Ganhei um par de chuteiras quando tinha uns 5 ou 6 anos de idade. Lindas chuteirinhas nos mesmos moldes das profissionais, de adultos, com os cadarços grandes, as traves muito fortes.
Foi um presente do meu irmão Arnaldo, numa tentativa mais que óbvia de fazer o fedelho chato gostar de futebol.
Minhas chuteirinhas jamais deram um chute a gol. Acho mesmo que minhas chuteirinhas jamais encostaram em uma bola.
Usava, muito feliz, minhas chuteirinhas dentro de casa, nossa casa na Rua Magnólia, acho que 227, no Pedro II, enquanto me divertia fazendo as coisas de que mais gostava– entre elas olhar gibis, histórias em quadrinhos, revistinhas do Pato Donald. Jamais jogar bola.
Essa é uma das minhas lembranças da infância mais profunda: eu de chuteiras, limpinhas, novinhas, batendo nos tacos do chão, fazendo um barulhinho, enquanto olhava histórias em quadrinhos. Teve uma fase em que resolvi picotar as revistinhas, cortar quadrinho por quadrinho num desenho ilógico.
Picotava as revistas, cortava quadro por quadro, enquanto batucava no chão com as chuteirinhas com as quais o Arnaldo esperava que eu fosse jogar bola.
Não jogava fora os quadrinhos cortados um a um. Que isso. Jamais fui de jogar coisas fora – muito ao contrário, sempre fui de juntar, colecionar. Guardava os quadrinhos picotados em uma caixa, um baú do tesouro.
Desenvolvi, naquela mesma época, a ciência de decorar os números das revistinhas do Pato Donald. Outra de minhas lembranças da infância profunda é que os mais velhos – minha mãe, às vezes o próprio Arnaldo – expunham às visitas, como um domador de circo expõe um chimpanzé bem treinado, a capacidade fantástica de memorização do pirralho.
Mostravam uma capa de uma das revistas da minha coleção, e eu dizia qual era o número dela. Batia com as traves das minhas chuteirinhas no chão, e dizia o número da revista cuja capa me era exposta.
Outra das minhas brincadeiras preferidas era colecionar caixas de fósforos – e transformar caixas de fósforo, uma enfiada na outra, a outra enfiada numa terceira, em um trenzinho. E ficava puxando o trenzinho pelo chão da casa.
Teve uma vez que ganhei um dinheirinho de presente de algum parente em visita. Fui até a padaria da esquina e transformei a nota ganha em uma porção de caixinhas de fósforo – tantas quanto era possível comprar com aquele numerário.

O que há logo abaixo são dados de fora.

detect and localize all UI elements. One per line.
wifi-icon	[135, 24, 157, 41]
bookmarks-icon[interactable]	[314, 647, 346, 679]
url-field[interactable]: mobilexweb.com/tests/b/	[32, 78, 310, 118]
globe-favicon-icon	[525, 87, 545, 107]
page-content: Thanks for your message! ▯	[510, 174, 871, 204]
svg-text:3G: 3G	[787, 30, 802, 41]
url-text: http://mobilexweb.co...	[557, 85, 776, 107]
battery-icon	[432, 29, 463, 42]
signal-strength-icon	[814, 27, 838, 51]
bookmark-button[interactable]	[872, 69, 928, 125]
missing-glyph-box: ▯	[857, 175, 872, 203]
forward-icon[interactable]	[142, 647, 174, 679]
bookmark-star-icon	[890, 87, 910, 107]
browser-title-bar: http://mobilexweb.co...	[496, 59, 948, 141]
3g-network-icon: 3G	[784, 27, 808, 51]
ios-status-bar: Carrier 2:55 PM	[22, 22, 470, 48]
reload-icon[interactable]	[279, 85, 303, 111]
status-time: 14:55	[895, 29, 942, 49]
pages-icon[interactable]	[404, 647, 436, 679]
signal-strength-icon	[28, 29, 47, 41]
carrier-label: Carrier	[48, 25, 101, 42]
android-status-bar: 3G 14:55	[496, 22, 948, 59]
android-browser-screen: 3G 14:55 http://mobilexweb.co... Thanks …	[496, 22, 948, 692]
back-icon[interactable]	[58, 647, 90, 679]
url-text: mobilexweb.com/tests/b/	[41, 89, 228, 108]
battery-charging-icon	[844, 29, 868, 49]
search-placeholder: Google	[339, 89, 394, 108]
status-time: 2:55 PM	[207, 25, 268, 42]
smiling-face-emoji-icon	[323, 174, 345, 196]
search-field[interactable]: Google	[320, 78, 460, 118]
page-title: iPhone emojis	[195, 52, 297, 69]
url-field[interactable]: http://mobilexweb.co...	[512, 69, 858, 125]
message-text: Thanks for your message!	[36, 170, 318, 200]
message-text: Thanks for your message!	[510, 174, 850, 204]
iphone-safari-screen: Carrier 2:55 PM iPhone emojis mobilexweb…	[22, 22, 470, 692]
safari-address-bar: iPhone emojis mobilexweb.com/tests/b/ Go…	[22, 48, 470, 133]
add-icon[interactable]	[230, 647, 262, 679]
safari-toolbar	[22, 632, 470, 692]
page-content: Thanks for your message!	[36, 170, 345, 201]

Não que ficasse o tempo todo trancado dentro de casa. De jeito nenhum. Ficava dentro de casa talvez a maior parte do tempo, mas também saía, brincava com a molecada da rua, tudo muito normal. Tive uma infância absolutamente, tediosamente normal.
Agora, a prática do esporte bretão, isso aí nunca foi meu forte.
***
Depois que nos mudamos do Carlos Prates para a Serra, do outro lado da cidade, em julho de 1957 – exatamente um ano antes de Bellini erguer a Taça do Mundo em Estocolmo –, algumas vezes fui levado a participar de partidas de ludopédio. A memória me falha, não me lembro exatamente como eram aquelas ocasiões; algo me diz que tinha a ver com a turma do meu outro irmão, Geraldo, o que vem logo acima de mim, e sempre foi bom de bola.
Jogávamos futebol num descampado que havia à esquerda da Rua do Ouro, à esquerda da Rua Ramalhete (para quem estava de costas para o cidade, de frente para a Serra do Curral), acima da praça em que, naquela época, terminava a Avenida Afonso Pena.
Ali já faz décadas passa a própria Avenida Afonso Pena, a continuação dela depois de atravessar a Contorno, e aquilo ali é bonito, chamam de Mangabeiras, é bairro finório; entre 1957 e 1961, quando morei ali na Serra, era um descampado. Um terreno em aclive – o time que jogava com o goleiro mais para o lado da cidade levava imensa desvantagem em relação ao time cujo goleiro estava mais perto da Serra do Curral, e portanto mais para o alto. Claro que se compensava tudo com a mudança dos times para o segundo tempo.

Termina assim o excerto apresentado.